Because in their neverending zeal to save money, they are offering buyouts to the higher paid, more experienced reporters who the connections, and making the younger, less experienced reporters with no connections do more work for shitty pay.

Many papers no longer have, say, a city court reporter. That means they’re guaranteed to miss stories that otherwise the paper would have caught, because the reporters cover too broad of a topic now and there’s only so many stories you can write.

When you’re a reporter, you’re only as good as your sources. And without covering a beat for a longer period of time, you’re not going to make those connections, which means teh story suffers massively.

Most newspapers are cut back so badly that they are a shell of their former selves… the Baltimore Sun, for example, has something like 200 less reporters and editors then they had ten years or so ago. This is not good.

“Quality” is a subjective term. You think it’s crappy because you’re a right wing fringe lunatic. That doesn’t mean that everyone thinks its crappy, not by a long shot.

This is what you said:

sound familiar? retards who comment on circulations numbers understand advertising money is directly related to circulation numbers.

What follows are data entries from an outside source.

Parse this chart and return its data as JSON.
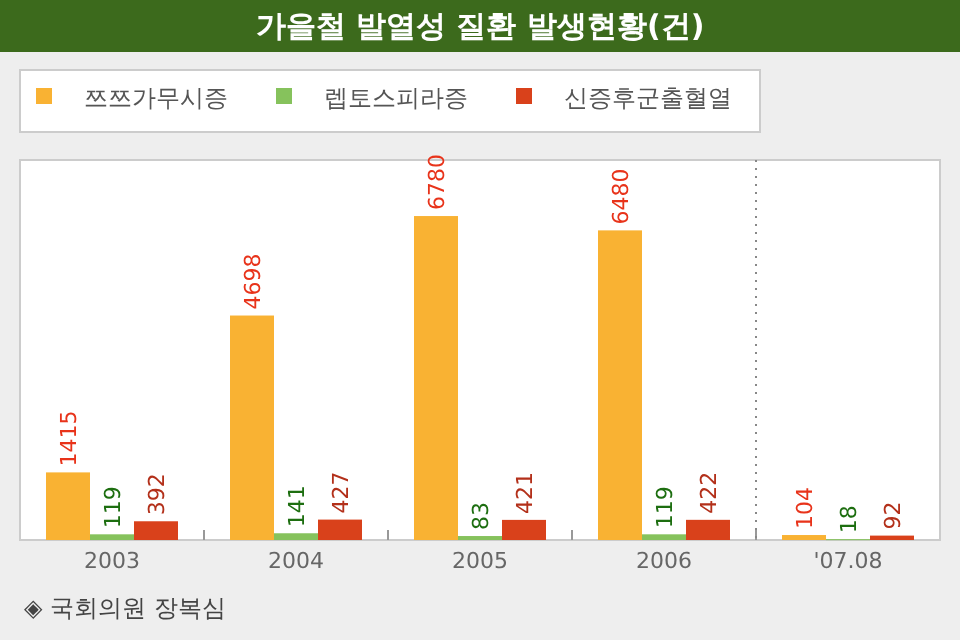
{
  "chart_data": {
    "type": "bar",
    "title": "가을철 발열성 질환 발생현황(건)",
    "categories": [
      "2003",
      "2004",
      "2005",
      "2006",
      "'07.08"
    ],
    "series": [
      {
        "name": "쯔쯔가무시증",
        "color": "#f9b233",
        "values": [
          1415,
          4698,
          6780,
          6480,
          104
        ]
      },
      {
        "name": "렙토스피라증",
        "color": "#86c25c",
        "values": [
          119,
          141,
          83,
          119,
          18
        ]
      },
      {
        "name": "신증후군출혈열",
        "color": "#d9411b",
        "values": [
          392,
          427,
          421,
          422,
          92
        ]
      }
    ],
    "data_labels": true,
    "legend": "top left",
    "grid": false,
    "annotations": [
      "◈ 국회의원 장복심"
    ]
  }
}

No shit sherlock. we are not talking about why the right wing fringe is not buying liberal news papers. They never have. The problem is the general public is finding the print media available less and less attractive.

If you think this has nothing to do with political views of the country as a whole being different than that of the media outlets seeing a decline in consumption of their product, than you are an idiot. I don’t know how else to help you.